Perhaps not precisely like this. Perhaps not with the president and the first lady contracting the coronavirus, along with the head of the Republican National Committee and members of the White House staff. Perhaps not with the campaign calendar thrown into disarray and the remaining debates in jeopardy.
But if the nature of this October climax was unpredictable, it seemed all but foreordained that the coronavirus pandemic would dominate the campaign to the end….
As a singular force in the country’s political life, the pandemic has resisted Mr. Trump’s efforts to change the subject and quashed the wishful thinking of countless voters who shared his hope it would fade quickly. It has endured through a season of racial justice protests and spasms of vandalism and violence, through the death of a Supreme Court justice and the revelations of Mr. Trump’s personal tax returns and a fiasco of a presidential debate just this week.
But long before Mr.

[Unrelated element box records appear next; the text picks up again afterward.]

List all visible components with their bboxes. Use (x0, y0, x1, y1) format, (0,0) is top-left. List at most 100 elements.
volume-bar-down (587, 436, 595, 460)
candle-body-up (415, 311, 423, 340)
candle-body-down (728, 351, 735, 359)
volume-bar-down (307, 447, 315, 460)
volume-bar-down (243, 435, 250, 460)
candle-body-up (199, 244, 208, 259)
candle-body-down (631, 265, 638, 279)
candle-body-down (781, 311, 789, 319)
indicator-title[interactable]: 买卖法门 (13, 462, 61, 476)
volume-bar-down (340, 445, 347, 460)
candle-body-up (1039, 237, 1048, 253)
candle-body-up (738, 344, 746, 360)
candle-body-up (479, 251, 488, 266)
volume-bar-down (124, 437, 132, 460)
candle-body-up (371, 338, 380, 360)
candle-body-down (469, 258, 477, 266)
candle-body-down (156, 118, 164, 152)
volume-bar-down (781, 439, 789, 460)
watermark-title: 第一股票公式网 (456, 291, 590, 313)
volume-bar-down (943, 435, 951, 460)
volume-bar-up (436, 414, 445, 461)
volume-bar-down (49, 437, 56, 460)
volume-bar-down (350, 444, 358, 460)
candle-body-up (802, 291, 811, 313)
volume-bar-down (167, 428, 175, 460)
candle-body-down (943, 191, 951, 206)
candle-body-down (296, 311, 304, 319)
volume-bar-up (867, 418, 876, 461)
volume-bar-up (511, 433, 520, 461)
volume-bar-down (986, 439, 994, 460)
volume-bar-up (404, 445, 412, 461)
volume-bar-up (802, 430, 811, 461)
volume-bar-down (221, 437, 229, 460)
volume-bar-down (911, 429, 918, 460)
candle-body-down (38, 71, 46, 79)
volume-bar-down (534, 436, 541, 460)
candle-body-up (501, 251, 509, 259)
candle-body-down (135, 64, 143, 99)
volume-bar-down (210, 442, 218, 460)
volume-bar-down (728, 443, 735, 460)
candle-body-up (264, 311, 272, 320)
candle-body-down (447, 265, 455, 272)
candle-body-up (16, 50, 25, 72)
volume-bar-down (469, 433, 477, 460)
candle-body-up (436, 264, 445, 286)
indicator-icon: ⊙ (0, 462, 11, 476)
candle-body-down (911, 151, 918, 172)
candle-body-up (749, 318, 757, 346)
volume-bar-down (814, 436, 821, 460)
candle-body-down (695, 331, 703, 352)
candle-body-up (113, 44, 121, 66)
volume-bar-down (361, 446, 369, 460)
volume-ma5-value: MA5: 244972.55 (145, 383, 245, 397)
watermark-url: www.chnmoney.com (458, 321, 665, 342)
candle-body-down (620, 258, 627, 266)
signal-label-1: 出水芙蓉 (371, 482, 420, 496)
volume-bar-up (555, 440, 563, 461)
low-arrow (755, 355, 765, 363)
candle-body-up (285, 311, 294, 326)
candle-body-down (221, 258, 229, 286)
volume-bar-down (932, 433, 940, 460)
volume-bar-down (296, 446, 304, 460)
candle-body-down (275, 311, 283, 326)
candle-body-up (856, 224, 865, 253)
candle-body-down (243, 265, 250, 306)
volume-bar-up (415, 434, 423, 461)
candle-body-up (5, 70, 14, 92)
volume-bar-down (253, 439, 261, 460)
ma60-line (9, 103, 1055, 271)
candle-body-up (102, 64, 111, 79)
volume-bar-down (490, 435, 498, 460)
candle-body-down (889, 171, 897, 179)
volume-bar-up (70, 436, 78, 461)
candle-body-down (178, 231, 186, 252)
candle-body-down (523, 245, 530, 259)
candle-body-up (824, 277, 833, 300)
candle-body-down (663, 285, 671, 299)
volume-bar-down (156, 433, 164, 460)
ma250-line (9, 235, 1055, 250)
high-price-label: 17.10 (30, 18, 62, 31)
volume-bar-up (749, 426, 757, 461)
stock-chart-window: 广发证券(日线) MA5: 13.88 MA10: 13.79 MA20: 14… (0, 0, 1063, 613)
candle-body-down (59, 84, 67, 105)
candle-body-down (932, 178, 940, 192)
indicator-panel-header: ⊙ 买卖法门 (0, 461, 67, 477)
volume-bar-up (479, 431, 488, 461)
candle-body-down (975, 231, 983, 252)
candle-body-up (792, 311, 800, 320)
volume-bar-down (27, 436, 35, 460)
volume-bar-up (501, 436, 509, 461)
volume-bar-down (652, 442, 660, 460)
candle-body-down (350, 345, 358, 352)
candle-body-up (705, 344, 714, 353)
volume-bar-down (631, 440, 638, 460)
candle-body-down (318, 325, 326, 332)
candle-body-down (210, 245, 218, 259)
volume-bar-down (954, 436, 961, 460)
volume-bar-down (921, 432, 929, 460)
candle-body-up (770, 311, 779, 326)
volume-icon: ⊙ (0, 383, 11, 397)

Trump contracted the coronavirus, he had already earned a ruinous verdict from many Americans on his role in addressing the disease. On every subsidiary debate arising from the pandemic — on questions of reopening businesses and schools, implementing mask mandates and social distancing, even on hastening the delivery of a vaccine — polls have found Mr. Trump on the wrong end of public opinion, sometimes by gaping margins.
Amid those gloating, snarky opening graphs, there was also this disgusting screamer: “Mr. Trump has been the world’s loudest critic of prudent pandemic-control policy, and his contracting the disease that he dismissed as a threat even this week is an irony of Sophoclean proportions, whether or not it changes how voters think about him.”
It’s almost as if they lack even the most basic decency to put aside their pettiness. But remember, criticizing the press means you’re putting lives in danger.
Burns didn’t address law and order issues as actual problems, but only as cynical campaign tactics conjured up by Trump (click “expand”):
That dynamic has dragged him down against Mr. Biden even in states where voters approve of Mr. Trump’s handling of the economy, and even in states where they share his hard-line views of crime, immigration and public order — issues that have often helped Mr. Trump excite his political base and, at times, turn the attention of the national news media away from the pandemic.
There were predictions, in late spring, that when the economy began to rebound from rock bottom, Mr. Trump might easily persuade voters to see a partial recovery as a miraculous resurrection. There was downcast analysis among Democrats, when Mr. Trump’s August nominating convention intersected with days of rioting in Kenosha, Wis., that an incendiary law-and-order message would turn the country’s racial rifts to the president’s advantage.
It must be said — as a matter of ritual, as much as anything else — that Mr. Trump’s instincts for political theatrics and racial division, and his determination to hold onto power, make it difficult to discount him entirely even at this late hour, and even as he confronts a personal medical emergency….
Burns concluded with the gross suggestion from Democratic operatives (with a direct quote from Democratic strategist Jesse Ferguson) that Trump kind of had it coming, bragging that this will be “a disruptive event than a confirming one, reinforcing the critique they have been delivering all along.”